Кто-то пытался объяснить милиционерам смысл траурного мероприятия, кто-то возмущался. Эдик с Рафой, не сговариваясь, рванули поперёк проезжей части на другую сторону улицы. Вдогонку за ними сразу же бросился один из блюстителей порядка.
– Давай на стройку! А там разбегаемся! – крикнул приятелю Эдик и свернул на строительную площадку возводимого тогда Дворца культуры «Нефтяник». Там беглецы разделились. Эдик «ушёл» направо, в сторону улицы Чернышевского, а Рафаэль налево – в сторону улицы Кирова.
Милиционер, по всей видимости, был абсолютно уверен в том, что его дело правое и поэтому увязался за Эдиком. А может быть, чутьё подсказало ему, что именно этот парень был организатором «уличного беспорядка».
Было слышно, как блюститель что-то кричал работавшим строителям, мимо которых от него убегал шустрый паренёк с дипломатом. Скорее всего, он призывал их проявить гражданскую сознательность и помочь представителю «органов» задержать правонарушителя. Но то ли из-за шума работавшей техники, то ли из-за имевшейся у гегемона антипатии к «плоть от плоти» народной милиции никто не обратил внимания на эти призывы. Эдик спокойно преодолел всю строительную площадку и через открытые для въезда самосвалов ворота выскочил на улицу. Вдоль заборов тогда ещё частного сектора он добежал до перекрёстка и оглянулся.
– Сука! – выругался Эдик, когда увидел выбежавшего из ворот стройки милиционера.
Полы длинной серой шинели затрудняли бег блюстителя порядка. Но деревенские ребята, что в армии, что в милиции, всегда отличались отменной физической подготовкой.

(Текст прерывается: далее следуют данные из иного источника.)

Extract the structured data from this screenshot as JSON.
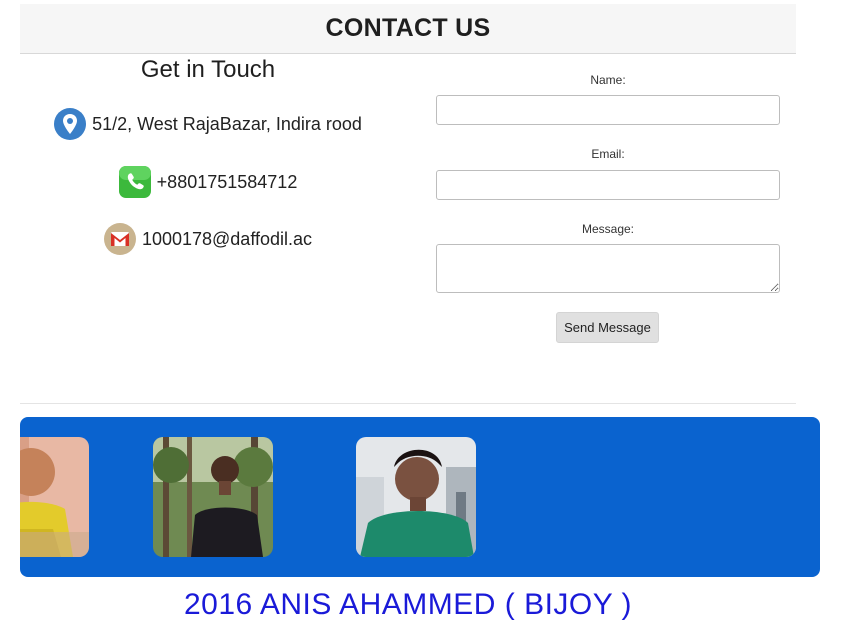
{
  "header": {
    "title": "CONTACT US"
  },
  "info": {
    "title": "Get in Touch",
    "address": {
      "icon": "location-pin-icon",
      "text": "51/2, West RajaBazar, Indira rood"
    },
    "phone": {
      "icon": "phone-icon",
      "text": "+8801751584712"
    },
    "email": {
      "icon": "gmail-icon",
      "text": "1000178@daffodil.ac"
    }
  },
  "form": {
    "name_label": "Name:",
    "email_label": "Email:",
    "message_label": "Message:",
    "name_value": "",
    "email_value": "",
    "message_value": "",
    "submit_label": "Send Message"
  },
  "gallery": {
    "background": "#0a63cf",
    "photos": [
      "person-photo-yellow-shirt",
      "person-photo-forest",
      "person-photo-green-shirt"
    ]
  },
  "footer": {
    "text": "2016 ANIS AHAMMED ( BIJOY )",
    "color": "#1a1ad8"
  }
}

Как правило, не отягощённый излишней интеллектуальной мишурой мозг стимулировал их мышечно-соматическое развитие. Эдик почувствовал, что убежать от настырного милиционера он не сможет и ему нужно где-то спрятаться.
Ниже по Чернышевского жил его школьный друг Айрат. Он не был любителем пива и не гулял после занятий с девушками. Эдик решил, что побежит в сторону его дома и если мент не отвяжется, то он сможет заскочить к своему товарищу и отсидеться у него. Главное теперь было увеличить дистанцию. Эдик рванул из последних сил, чувствуя, что его дыхалки может хватить только до Айрата.

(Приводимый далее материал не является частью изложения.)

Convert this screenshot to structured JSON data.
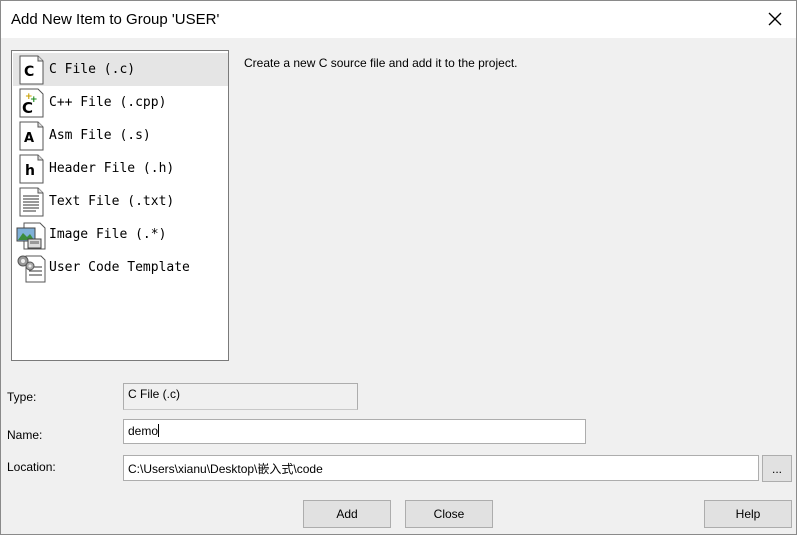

Дом, в котором жил его друг, был «сталинской постройки». В четыре этажа, с тремя подъездами. По три квартиры на площадке. «Не станет же он обходить всех жильцов! Лишь бы Ара был дома!» – думал Эдик, взбегая из последних сил на третий этаж. Он позвонил и сразу же стал прислушиваться к шагам за дверью. А заодно и к звукам погони – не зашёл ли кто в подъезд.
Дверь открыл Наиль Валеевич, отец Айрата.
– А, Эдуард! Здравствуйте, проходите.
Выпалив «Драсти!», запыхавшийся Эдик не вошёл – он влетел и сразу закрыл за собой дверь. Затем поставил в угол дипломат и стал снимать пальто.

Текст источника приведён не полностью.